Le agenzie di rating non sono l´oracolo di Delfi. Negli ultimi tre anni, dal crac di Lehman Brothers in poi, godono di una fama discutibile. Persino Obama, insieme alla business community iper-liberista d´America, le ha criticate più volte. Ma nel caso italiano non si può dargli torto. Quando S&P scandisce nel suo rapporto che il declassamento del rating italiano «riflette la nostra visione di prospettive di crescita indebolita» che «probabilmente limiterà l´efficacia del programma di consolidamento del bilancio», non fa altro che mettere nero su bianco quello che Bankitalia, parti sociali, opposizioni, economisti e istituzioni «terze» ripetono da mesi. Quando aggiunge che «la fragile coalizione di governo e le differenze politiche all´interno del Parlamento continueranno probabilmente a limitare la capacità dell´esecutivo di rispondere con decisione a un contesto macro-economico interno ed esterno difficile», non fa altro che mettere per iscritto quanto gli italiani toccano con mano ogni giorno.
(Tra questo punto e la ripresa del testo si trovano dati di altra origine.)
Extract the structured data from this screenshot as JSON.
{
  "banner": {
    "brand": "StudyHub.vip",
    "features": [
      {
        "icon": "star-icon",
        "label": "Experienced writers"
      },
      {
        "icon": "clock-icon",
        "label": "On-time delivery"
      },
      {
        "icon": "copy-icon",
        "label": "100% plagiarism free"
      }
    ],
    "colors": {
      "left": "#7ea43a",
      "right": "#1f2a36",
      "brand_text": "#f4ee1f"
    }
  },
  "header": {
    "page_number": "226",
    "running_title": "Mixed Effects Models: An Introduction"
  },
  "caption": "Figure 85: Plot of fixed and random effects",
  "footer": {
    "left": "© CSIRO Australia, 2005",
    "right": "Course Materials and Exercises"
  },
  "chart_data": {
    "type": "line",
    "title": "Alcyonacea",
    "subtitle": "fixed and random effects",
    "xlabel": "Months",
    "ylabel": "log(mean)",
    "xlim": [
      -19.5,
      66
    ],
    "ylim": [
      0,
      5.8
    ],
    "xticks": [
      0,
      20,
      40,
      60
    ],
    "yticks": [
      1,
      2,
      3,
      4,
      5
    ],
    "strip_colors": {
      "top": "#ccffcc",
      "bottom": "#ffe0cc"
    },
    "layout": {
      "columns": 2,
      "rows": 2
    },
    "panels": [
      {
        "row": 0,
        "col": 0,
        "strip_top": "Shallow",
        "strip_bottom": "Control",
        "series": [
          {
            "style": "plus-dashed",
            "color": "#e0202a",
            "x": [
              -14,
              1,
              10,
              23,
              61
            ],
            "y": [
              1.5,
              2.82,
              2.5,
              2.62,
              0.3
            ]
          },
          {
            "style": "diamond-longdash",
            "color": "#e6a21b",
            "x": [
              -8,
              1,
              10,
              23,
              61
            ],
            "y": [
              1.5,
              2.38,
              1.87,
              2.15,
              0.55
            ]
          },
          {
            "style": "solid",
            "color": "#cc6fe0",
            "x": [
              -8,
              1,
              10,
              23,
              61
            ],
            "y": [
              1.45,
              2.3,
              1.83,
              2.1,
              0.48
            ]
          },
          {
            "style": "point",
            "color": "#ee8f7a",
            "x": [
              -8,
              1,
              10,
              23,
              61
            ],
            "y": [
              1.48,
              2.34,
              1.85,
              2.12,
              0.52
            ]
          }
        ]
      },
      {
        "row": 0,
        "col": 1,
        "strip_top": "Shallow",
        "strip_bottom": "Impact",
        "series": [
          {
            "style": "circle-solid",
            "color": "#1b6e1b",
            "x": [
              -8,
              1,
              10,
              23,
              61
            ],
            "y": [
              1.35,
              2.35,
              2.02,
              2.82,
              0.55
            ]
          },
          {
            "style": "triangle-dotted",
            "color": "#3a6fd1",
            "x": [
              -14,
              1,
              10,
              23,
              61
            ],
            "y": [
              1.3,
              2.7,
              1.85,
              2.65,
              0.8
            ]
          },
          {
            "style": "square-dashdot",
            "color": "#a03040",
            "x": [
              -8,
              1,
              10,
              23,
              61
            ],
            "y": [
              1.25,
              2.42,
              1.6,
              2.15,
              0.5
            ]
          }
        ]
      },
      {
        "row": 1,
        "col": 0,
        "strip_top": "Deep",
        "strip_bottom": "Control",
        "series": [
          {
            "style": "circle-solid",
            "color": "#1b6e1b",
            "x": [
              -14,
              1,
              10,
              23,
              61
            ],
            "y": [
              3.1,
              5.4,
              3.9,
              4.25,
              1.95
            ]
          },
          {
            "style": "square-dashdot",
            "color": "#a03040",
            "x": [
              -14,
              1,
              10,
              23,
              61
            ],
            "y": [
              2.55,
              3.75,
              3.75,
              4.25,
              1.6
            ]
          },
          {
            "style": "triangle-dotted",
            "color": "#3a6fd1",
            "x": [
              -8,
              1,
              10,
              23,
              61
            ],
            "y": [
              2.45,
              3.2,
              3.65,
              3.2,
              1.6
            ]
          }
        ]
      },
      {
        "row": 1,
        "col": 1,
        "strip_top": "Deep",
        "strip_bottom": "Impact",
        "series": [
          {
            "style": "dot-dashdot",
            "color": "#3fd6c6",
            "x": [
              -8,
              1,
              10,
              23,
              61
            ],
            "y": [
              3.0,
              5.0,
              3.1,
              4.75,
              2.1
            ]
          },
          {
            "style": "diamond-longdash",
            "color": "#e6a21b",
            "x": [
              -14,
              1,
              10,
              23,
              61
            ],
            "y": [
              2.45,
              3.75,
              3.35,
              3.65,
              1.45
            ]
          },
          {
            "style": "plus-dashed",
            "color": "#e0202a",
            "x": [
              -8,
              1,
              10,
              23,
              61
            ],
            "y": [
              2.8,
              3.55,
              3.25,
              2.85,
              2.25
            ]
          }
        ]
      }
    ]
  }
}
Compresa la giornata di ieri, che ha visto lo sparuto e disperato drappello della maggioranza forzaleghista andare sotto alla Camera per ben cinque volte.
Quello che allarma di più è la prospettiva di medio periodo. L´outlook è negativo perché questo governo non ha la forza né la voglia di imprimere la svolta che serve. E se mai ve ne fosse bisogno (al di là delle rassicurazioni di rito che arrivano dai portavoce della Commissione europea preoccupati dall´effetto-domino sulla moneta unica) ci sono le previsioni appena aggiornate dal Fondo Monetario Internazionale. L´Italia crescerà dello 0,7% quest´anno e dello 0,3% nel 2012. In altre parole, siamo alla crescita zero, pratica e non più solo simbolica. In questo scenario, immaginare che le manovre appena varate siano sufficienti a raggiungere il pareggio di bilancio entro il 2013 è una pia illusione anche per gli esperti di Washington.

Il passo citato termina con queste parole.